Re: Words, no consecutive doubled letters but repeated letters
by LanX (Sage) on Oct 27, 2022 at 19:35 UTC
    You already know how to do the A and B part with backreferences (it's even straight forward with named captures called A and B)

    The harder part is to exclude repetition in c..efghijh

    ... one way is repeated negative look-aheads, another splitting and counting.

    We had a similar question just recently: Nonrepeating characters in an RE

    You'll find these and many other helpful suggestions discussed there!

    HTH! :)

    Cheers Rolf
    (addicted to the 𐍀𐌴𐍂𐌻 Programming Language :)
    Wikisyntax for the Monastery

    PS:

    > abCCdEEfgh ... and D stands for the 6th and 7th letter position

    I think you meant E

Re: Words, no consecutive doubled letters but repeated letters
by tybalt89 (Monsignor) on Oct 28, 2022 at 18:17 UTC

    Posted just to see if it's what you are looking for, since it seems a little unclear (see other replies :)

    perl -ne '/^(?!.*(.)\1)(?=.*(.).+\2)(?=.*(?!\2)(.).+\3)\w{12}$/ and pr +int' /usr/share/dict/words

    This finds 2657 entries in my 'words' file with no adjacent duplicates but at least two different duplicated letters.

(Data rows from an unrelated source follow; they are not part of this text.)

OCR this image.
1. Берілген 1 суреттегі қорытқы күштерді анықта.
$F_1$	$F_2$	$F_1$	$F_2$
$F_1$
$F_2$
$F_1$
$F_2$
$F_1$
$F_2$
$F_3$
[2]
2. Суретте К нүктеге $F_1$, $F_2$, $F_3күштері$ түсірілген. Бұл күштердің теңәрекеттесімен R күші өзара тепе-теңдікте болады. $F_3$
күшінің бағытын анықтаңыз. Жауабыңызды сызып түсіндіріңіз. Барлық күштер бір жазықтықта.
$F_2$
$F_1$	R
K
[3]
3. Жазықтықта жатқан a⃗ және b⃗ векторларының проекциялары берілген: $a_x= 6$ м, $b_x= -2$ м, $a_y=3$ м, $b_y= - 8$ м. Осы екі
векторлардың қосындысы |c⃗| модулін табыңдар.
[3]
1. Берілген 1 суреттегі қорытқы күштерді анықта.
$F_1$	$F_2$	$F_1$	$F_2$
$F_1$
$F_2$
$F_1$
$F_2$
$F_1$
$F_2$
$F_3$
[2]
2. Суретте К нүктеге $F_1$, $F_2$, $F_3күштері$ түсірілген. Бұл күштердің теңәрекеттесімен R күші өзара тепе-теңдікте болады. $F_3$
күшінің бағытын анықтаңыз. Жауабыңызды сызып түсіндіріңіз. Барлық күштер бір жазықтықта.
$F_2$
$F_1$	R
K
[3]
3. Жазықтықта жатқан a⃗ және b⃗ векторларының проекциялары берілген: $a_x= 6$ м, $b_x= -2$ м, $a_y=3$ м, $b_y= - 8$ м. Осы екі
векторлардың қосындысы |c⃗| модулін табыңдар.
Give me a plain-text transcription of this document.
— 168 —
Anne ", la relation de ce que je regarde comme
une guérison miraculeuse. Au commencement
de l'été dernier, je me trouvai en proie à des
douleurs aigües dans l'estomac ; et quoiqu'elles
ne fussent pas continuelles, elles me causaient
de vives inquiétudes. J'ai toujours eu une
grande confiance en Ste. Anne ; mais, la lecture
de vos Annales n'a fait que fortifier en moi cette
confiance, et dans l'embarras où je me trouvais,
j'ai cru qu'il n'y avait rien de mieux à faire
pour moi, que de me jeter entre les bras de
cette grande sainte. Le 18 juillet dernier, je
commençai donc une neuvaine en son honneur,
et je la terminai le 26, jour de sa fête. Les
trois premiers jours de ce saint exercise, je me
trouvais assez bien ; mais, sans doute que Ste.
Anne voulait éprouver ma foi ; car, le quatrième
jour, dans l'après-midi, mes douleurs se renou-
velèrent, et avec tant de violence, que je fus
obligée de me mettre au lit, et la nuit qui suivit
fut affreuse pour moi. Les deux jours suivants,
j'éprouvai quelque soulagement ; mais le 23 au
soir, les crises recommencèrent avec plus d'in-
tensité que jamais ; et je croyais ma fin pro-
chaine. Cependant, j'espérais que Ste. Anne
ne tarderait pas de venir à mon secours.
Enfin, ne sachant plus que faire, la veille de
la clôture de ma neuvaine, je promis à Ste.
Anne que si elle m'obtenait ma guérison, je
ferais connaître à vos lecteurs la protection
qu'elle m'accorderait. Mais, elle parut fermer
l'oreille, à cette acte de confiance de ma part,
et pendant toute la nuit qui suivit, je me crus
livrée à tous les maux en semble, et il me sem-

Re: Words, no consecutive doubled letters but repeated letters
by Anonymous Monk on Oct 29, 2022 at 16:37 UTC

    I regret to say that I can't figure out how to pm you all individually. So I will do it here.

    I want to thank you all for unselfishly volunteering your time and talent to people like me. My query was not for a class assignment or commercial purposes, I am 88 years old and I agitate my brain cells by solving cryptograms. These tools you have given me will aid me in solving the difficult ones. You have given me much to study and I will enjoy doing it. I appreciate your generosity.